The paper studies integer training, which is an important topic on reducing both latency and power consumption of neural network training. The paper lists its major differences compared to previous works in Table 1, which helps readers. It also explains well how channel regrouping can help with quantization in Figure 2. Hardware analysis is always appreciated when proposing a kernal that has not yet existed in commercial accelerators.

缺点

It is not immediately clear how the ShiftQuant method applies to the matmul, even with the help of Figure 3. Regrouping channels without rearranging the data in memory can only work when the scaling factors are power-of-two as pow2 scaling factors are naturally discrete bins. The paper does not explain directly how the quantization scaling factors are computed. It instead uses "power-of-two grouping", which is misleading. The reader has to infer that the scaling factor is power-of-two.
The proposed ShiftQuant method seems not hardware-friendly. Regrouping without memory rearrangement means each element in a quantized dot product has a different scaling factor. To produce a correct output, the hardware matmul unit has to scale each element back before accumulation (step 2 in Figure 3c). In commercial hardware, e.g., GPUs, there is usually no access to the intermediate matmul outputs before accumulation. If building a customized hardware, one scaling factor per channel seems infeasible in terms of chip area and power, even if it is power-of-two.
It is not clear how the throughput analysis on GPU is obtained. Line 451 says the performance analysis in Figure 7 is for 6-bit ShiftMM kernel, but NVIDA RTX 3090 does not have 6-bit tensor cores as far as the reader understands.

问题

The questions are listed in the weakness section.

审稿意见

评分: 5置信度: 42024-11-04

The paper presents an integer training framework that involves two main steps: grouping channels to minimize quantization errors and incorporating L1 normalization layers to stabilize the loss landscape.

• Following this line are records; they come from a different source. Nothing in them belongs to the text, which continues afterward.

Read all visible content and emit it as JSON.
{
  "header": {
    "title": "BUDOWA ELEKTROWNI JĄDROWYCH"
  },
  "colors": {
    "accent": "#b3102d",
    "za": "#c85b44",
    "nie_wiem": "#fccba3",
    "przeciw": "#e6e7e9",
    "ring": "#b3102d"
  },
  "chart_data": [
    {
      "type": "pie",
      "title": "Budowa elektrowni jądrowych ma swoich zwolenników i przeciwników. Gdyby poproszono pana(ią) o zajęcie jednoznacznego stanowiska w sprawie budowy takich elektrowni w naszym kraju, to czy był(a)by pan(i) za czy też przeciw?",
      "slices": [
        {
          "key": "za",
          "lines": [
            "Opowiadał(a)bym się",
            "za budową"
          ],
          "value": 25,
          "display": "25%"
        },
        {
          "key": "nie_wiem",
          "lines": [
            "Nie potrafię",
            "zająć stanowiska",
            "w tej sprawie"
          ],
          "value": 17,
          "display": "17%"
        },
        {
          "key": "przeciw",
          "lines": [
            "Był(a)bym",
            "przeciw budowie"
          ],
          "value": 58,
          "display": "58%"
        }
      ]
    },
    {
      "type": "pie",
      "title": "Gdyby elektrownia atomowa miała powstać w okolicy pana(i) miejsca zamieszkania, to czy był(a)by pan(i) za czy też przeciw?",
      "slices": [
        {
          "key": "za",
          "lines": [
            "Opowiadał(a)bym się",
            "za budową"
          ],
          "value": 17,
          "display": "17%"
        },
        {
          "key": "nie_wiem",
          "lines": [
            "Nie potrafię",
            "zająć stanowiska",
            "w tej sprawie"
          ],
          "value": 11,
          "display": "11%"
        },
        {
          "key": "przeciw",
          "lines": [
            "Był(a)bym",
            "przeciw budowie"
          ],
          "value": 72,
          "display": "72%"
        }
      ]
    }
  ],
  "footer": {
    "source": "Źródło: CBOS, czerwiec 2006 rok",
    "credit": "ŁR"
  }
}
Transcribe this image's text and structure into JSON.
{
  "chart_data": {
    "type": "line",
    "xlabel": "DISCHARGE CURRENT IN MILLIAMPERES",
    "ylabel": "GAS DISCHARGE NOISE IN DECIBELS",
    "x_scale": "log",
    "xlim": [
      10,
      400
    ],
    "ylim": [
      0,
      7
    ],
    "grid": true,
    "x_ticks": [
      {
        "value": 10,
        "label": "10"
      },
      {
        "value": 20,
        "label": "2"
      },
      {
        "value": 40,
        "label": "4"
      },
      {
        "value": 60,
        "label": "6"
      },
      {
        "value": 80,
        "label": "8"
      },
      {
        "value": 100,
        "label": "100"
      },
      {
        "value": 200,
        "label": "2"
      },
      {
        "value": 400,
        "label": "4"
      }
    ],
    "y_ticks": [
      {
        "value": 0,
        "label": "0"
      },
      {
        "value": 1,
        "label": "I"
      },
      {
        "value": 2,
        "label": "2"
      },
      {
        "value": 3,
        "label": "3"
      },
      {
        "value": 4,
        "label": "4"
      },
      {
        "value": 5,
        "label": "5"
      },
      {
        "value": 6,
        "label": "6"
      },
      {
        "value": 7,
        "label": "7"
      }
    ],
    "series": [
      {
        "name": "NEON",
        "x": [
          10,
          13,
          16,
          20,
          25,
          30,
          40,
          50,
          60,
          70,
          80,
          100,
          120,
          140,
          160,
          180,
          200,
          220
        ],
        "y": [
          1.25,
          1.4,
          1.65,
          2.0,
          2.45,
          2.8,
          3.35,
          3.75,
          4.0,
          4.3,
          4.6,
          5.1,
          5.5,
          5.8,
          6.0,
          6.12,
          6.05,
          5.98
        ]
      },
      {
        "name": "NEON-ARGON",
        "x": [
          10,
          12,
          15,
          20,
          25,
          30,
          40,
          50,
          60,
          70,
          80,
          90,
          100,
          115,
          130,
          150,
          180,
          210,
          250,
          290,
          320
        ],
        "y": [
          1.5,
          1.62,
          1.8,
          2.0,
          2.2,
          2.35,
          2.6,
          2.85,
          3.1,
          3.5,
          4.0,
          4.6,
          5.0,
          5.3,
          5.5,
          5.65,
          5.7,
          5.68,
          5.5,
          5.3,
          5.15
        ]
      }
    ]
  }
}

The method is targeted at sub-8-bit integer formats and reports significant performance gains on CPU, GPU, and FPGA when compared to FP16 baselines.

优点

The paper addresses the challenging task of low-precision, end-to-end training for neural networks.
The approach is straightforward and easy to understand.
Evaluation results are provided for three different hardware platforms.

缺点

The description of “fully-quantized L1 normalization” lacks clarity. Is the approach intended to replace quantized L2 normalization with a quantized L1 version?
While ShiftQuant helps manage a wide gradient range and quantized L1 normalization enables fully quantized normalization layers, these contributions are complementary and show limited direct interaction.
The comparison between INT6 and FP16 matrix multiplication on FPGA appears biased. The baseline INT6 format can outperform FP16 in terms of latency, energy, and resource usage, as shown in Table 8. It seems misleading to attribute lower resource usage solely to the proposed method.

问题

See weaknesses above.
The statement, “It is intuitive that smaller channels should be grouped separately from larger channels,” could be clearer. Does this refer to the distribution of outliers within channels?
The proposed channel grouping strategy resembles the channel permutations strategy for weights from Pool et al.'s “Channel Permutations for N: M Sparsity” (NeurIPS, 2021). Can re-grouping weights/activations/gradients be implied across the quantization literature?
A more detailed comparison of L1 normalization's performance across different architectures and bit-widths would better support its advantage over traditional L2 normalization in low-bitwidth training.

撤稿通知

2024-11-23

I have read and agree with the venue's withdrawal policy on behalf of myself and my co-authors.